No es misión de las sociedades científicas, en su conjunto, posicionarse “a favor” o “en contra” de la eutanasia porque ni ésta ni el suicidio asistido son cuestiones que formen parte de la actividad clínica del médico como sí lo son, por el contrario, los cuidados paliativos.
Es imprescindible aumentar la calidad de la atención sanitaria y social en el final de la vida dentro de la práctica clínica diaria de los profesionales sanitarios, algo que más que una ley requiere de un potente desarrollo dentro de nuestro modelo socio-sanitario en el que todos deberíamos involucrarnos. Con seguridad se requerirá una decidida acción política, pero mayor en lo relacionado con la financiación e impulso organizativo, que en la regulación estricta del final de la vida.
Si una eventual “Ley de Cuidados Paliativos” se ocupara finalmente de los límites entre la paliación, la eutanasia y el suicidio asistido, algo que parece razonable, en realidad ya no solo sería una “Ley de Cuidados Paliativos” sino una ley sobre el final de la vida, llamémosla “Ley de Eutanasia” o no.
Las sociedades científicas están al servicio de la mejor calidad de la atención sanitaria, y por eso se entiende que demanden y apoyen la mejora en la articulación y extensión de los cuidados paliativos. Otra cosa es que se considere que el debate sobre eutanasia y suicidio asistido podamos resolverlo los profesionales sanitarios; ni siquiera que sea un debate propio.
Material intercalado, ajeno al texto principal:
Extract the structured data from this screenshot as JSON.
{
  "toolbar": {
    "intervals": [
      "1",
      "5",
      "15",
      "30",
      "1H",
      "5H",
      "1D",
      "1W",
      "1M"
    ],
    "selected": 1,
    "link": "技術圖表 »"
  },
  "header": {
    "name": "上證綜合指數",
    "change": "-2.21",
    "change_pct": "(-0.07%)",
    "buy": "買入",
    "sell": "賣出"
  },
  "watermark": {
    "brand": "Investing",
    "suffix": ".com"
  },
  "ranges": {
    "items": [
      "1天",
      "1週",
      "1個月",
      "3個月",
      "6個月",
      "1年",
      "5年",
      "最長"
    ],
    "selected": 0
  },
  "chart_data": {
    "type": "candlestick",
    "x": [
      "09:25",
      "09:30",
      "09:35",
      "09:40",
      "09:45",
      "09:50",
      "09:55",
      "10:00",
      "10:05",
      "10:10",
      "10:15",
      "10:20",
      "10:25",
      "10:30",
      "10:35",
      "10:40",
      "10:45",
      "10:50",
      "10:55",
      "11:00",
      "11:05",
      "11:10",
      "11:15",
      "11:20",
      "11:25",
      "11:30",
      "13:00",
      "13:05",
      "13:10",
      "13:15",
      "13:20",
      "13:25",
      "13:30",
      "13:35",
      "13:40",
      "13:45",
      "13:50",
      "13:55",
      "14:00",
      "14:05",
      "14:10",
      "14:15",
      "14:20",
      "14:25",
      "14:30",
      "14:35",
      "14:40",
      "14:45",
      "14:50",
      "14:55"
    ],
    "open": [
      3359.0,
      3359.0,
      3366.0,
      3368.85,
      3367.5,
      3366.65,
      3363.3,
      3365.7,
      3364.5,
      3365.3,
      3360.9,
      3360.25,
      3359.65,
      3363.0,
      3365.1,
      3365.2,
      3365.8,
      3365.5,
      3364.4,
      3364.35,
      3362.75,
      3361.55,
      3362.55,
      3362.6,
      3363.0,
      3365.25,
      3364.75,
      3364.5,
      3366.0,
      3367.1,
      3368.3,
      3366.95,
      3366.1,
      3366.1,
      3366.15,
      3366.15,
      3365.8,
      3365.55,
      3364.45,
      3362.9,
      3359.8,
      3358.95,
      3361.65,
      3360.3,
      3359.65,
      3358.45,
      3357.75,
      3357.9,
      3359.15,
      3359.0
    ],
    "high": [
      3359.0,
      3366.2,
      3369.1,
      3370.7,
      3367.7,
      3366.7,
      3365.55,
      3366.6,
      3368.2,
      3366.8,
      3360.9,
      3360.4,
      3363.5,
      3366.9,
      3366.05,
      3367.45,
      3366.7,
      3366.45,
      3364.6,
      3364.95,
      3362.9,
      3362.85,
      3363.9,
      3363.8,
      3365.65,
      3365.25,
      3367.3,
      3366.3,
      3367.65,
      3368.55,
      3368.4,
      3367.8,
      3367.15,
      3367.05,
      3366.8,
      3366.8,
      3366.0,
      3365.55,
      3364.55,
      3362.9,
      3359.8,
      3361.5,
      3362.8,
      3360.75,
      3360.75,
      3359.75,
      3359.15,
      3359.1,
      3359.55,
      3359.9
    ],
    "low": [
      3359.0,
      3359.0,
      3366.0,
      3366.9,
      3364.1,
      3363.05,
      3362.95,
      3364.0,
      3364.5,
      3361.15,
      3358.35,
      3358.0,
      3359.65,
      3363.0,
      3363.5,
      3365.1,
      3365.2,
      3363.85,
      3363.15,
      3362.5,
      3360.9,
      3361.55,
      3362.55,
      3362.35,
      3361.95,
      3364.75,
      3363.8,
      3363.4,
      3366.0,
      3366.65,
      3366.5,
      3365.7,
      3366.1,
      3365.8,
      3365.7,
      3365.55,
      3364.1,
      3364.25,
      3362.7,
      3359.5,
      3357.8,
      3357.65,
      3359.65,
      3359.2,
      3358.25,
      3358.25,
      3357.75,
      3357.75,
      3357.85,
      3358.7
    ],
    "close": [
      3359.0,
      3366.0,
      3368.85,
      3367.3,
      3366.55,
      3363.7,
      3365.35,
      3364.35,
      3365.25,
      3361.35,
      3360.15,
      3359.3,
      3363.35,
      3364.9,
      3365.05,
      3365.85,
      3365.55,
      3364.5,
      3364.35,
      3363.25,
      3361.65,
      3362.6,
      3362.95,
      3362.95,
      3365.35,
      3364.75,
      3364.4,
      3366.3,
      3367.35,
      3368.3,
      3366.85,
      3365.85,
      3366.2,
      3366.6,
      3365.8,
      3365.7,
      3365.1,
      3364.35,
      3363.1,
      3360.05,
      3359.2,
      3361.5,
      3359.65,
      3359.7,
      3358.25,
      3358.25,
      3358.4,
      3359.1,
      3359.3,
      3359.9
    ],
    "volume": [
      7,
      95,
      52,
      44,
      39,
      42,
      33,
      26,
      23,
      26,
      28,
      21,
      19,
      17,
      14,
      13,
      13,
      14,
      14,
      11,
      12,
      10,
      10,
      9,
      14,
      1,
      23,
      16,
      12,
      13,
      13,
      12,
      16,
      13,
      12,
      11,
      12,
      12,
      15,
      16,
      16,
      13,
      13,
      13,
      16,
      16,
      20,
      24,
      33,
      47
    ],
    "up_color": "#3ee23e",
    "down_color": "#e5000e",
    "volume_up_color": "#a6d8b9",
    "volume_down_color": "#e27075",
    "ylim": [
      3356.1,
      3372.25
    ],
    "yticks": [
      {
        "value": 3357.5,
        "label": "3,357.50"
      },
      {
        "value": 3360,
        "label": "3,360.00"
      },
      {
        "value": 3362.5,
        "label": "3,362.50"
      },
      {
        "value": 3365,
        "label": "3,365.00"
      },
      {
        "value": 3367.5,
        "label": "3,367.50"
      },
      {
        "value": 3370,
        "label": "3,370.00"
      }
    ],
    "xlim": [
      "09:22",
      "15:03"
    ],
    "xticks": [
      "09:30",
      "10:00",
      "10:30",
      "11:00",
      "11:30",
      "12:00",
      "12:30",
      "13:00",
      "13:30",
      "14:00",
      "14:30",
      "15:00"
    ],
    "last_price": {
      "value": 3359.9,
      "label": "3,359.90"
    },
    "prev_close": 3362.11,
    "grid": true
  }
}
La prevalencia del principio de la libertad sobre el de respeto a la vida es un tema de hondo calado jurídico y, por supuesto, moral. Nuestra sociedad considera héroes o mártires, según el caso, a aquellos que libremente se “exponen a” o “aceptan”, una muerte cierta, cuando lo hacen por un bien superior o por fidelidad a sus convicciones más irrenunciables. En esos casos, asumimos que la libertad individual o la autonomía del sujeto llega a ser superior al bien de la vida en sí mismo.
Los médicos, al igual que otros profesionales sanitarios, nos debemos a la búsqueda del bien de nuestro paciente (beneficencia) y al no hacer daño (no maleficencia). Si nos preguntan individualmente cuáles son nuestros principios y valores no vamos a incluir jamás el provocar daño intencionadamente a nuestros pacientes, y menos su muerte. Y así lo recoge nuestro código deontológico. Pero sí tenemos claro que es bueno acompañar y aliviar el sufrimiento siempre incluyendo, cómo no, el final de la vida.
Decidir cuándo la autonomía del paciente es un valor superior a la no maleficencia es la cuestión más difícil. Tenemos claro que la autonomía del paciente es superior a nuestra beneficencia y, por eso, es tan importante la deliberación clínica y el consentimiento informado, para una toma de decisiones lo más ajustada posible a los intereses y valores de nuestros pacientes.
La autonomía debe ceder ante el principio de justicia si lo que se demanda es fútil y, lógicamente, también ante la no maleficencia. Pero la cuestión es que las utilidades que los pacientes atribuyen a una determinada situación, tomando como 0 la muerte y 100 un estado perfecto, pueden ser negativas. Es decir, un sujeto lúcido, no coaccionado y competente puede considerar que su situación es peor que estar muerto, aun cuando la muerte no sea inminente.
Este es el dilema que los médicos no podemos abordar desde la posición de nuestra actividad clínica diaria, a diferencia de lo que ocurre con los cuidados paliativos. Por este motivo, si se va tratar en el Congreso de los Diputados los límites entre paliación y eutanasia, lo de menos es que se hable de “Ley de cuidados paliativos”, o “de eutanasia”. Defendemos trabajar en una “Ley sobre el final de la vida” que agrupe la Planificación Anticipada de las Decisiones (PAD), ya regulada, además del propio discernimiento de los límites de la paliación. Es un debate social, más que médico, aunque nos afecte mucho.